NTI, BIMAP, Coursera seal partnership to boost skills, jobs

On Thursday, three organizations – Barbados’ National Transformation Initiative (NTI), the Barbados Institute of Management and Productivity (BIMAP), and U.S.-based for-profit online learning platform Coursera – formalized a five-year strategic partnership designed to reshape the Caribbean nation’s education system and workforce development landscape.

The new Memorandum of Understanding (MOU) cements a collaboration that has already delivered tangible results for Barbadian workers and learners since NTI first partnered with Coursera in May 2021. BIMAP was the first domestic institution to embrace the initiative, integrating Coursera’s global digital content into its local training programs from the earliest stages.

Reflecting on the partnership’s growth to date, NTI Director Dr. Allyson Leacock highlighted the rapid expansion of access and uptake: from just 1,600 completed certifications in 2021, the initiative has now crossed 60,000 certifications, with more than 201,000 total course enrollments and over 51,000 active learners on the national platform co-integrated with Coursera. Under the new expanded agreement, the partners will roll out a customized 40-hour digital training protocol to upskill public sector workers, with the goal of building a forward-thinking public service that leads change rather than falling behind.

Dr. Leacock emphasized that boosting national productivity is the central mission of the expanded collaboration, framing the work as critical to Barbados’ long-term sovereignty and economic resilience. “For a small nation like ours with no natural oil reserves and limited land area, productivity is not just a metric on a spreadsheet – it is national sovereignty. It lets us hold our own on the global stage and pay our own way. For individual workers, productivity means dignity: it is the difference between a family just getting by and a family getting ahead,” she explained.

She noted that the partnership aligns directly with the government’s “Mission Barbados” national development agenda, centering worker empowerment and inclusive digital transformation. “A truly fully digital Barbados is not just one with fancy technology. It is one where no one is left behind,” Dr. Leacock added.

One of the key lessons the NTI learned over its first five years of collaboration with Coursera is that standalone certification is not enough to move the needle on employment outcomes. For too long, many Barbadian workers’ learning journeys ended with a certificate, never translating to better jobs, higher wages, or new small business opportunities. Dr. Leacock noted that education providers and employers have long operated in separate spheres, and the NTI is positioned to bridge that communication gap. The new five-year agreement aims to close this divide by directly linking upskilling programs to tangible workplace opportunities.

“NTI and Coursera bring world-class digital learning content to the table, but BIMAP brings connections to the local business community, employers, small business owners, and on-the-ground real-world workplace challenges that need solutions,” Dr. Leacock explained. “Together, we close the loop: turning learners into earners, skills into jobs, and completed courses into meaningful contributions from active Barbadian citizens.”

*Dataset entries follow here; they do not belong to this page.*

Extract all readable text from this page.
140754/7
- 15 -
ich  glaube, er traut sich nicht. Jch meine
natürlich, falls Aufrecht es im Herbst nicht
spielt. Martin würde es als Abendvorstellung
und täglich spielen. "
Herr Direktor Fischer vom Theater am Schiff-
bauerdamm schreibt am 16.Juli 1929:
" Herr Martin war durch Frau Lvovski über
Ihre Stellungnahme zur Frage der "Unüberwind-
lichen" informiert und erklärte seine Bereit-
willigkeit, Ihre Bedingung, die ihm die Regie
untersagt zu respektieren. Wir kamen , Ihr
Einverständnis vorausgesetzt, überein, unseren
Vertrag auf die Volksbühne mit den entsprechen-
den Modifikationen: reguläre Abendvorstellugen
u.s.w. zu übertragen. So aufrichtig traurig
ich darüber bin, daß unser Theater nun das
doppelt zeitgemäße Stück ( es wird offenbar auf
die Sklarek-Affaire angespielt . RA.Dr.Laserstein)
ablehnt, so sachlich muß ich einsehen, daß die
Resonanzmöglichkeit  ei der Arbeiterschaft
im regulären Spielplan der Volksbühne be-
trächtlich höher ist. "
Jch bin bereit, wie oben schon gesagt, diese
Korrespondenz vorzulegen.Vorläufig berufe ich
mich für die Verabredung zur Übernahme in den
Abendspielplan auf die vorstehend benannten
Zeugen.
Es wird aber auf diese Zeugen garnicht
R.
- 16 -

To kick off the expanded partnership, Dr. Leacock announced three pilot initiatives that will launch and wrap up within the first 90 days. The pilots include upskilling a local coconut vendor to grow their roadside trade into a linked value-added segment of Barbados’ tourism development program, leadership training for frontline retail supervisors to help them manage whole teams rather than just individual shifts, and hands-on hazardous waste disposal and industrial safety training for frontline workers, hosted on BIMAP’s real training equipment to ensure workers can return home safely every day. The partnership will also explore practical applications of artificial intelligence to boost local productivity and solve everyday industry challenges.

BIMAP Executive Trustee Andrea Burgess outlined the institute’s key contributions to the collaboration: its existing relationships with local and regional employers, expert training facilitators, hands-on practical training infrastructure, and decades of regional development expertise. “We are ready to serve as a core part of this delivery engine for national transformation, and eventually regional and even international transformation, all with a constant focus on improving productivity. Our shared goal is to help Barbadian learners move from learning to earning through the combined strength of NTI, Coursera, and BIMAP,” Burgess said.

Burgess explained that under the new agreement, Coursera content will be progressively integrated directly into BIMAP’s credentialed programs, rather than operating as a separate standalone offering. “This integration lets learners benefit from both global cutting-edge expertise from Coursera and local contextualized facilitation, assessment, and workplace connection from BIMAP,” she noted. The integrated model offers multiple flexible pathways: Coursera courses can count toward full BIMAP degree programs, serve as prerequisite preparation for program entry, or allow learners to waive foundational coursework and shorten their time to completion, depending on alignment of learning outcomes.

Jennifer Campbell, special advisor for higher education at Coursera, reaffirmed that expanding accessible learning opportunities for all remains the platform’s core mission. “What stands out to me is seeing how lives are being transformed: from learners who took a chance on a new course to faculty who have embraced new training models. Right now, every single person in Barbados has access to these opportunities, and it is an honor for Coursera to be part of this work,” Campbell said. She also pledged that Coursera will continuously update its content to reflect global labor market demands, emerging technologies, and the latest skills data to ensure it remains relevant to Barbadian workers’ needs.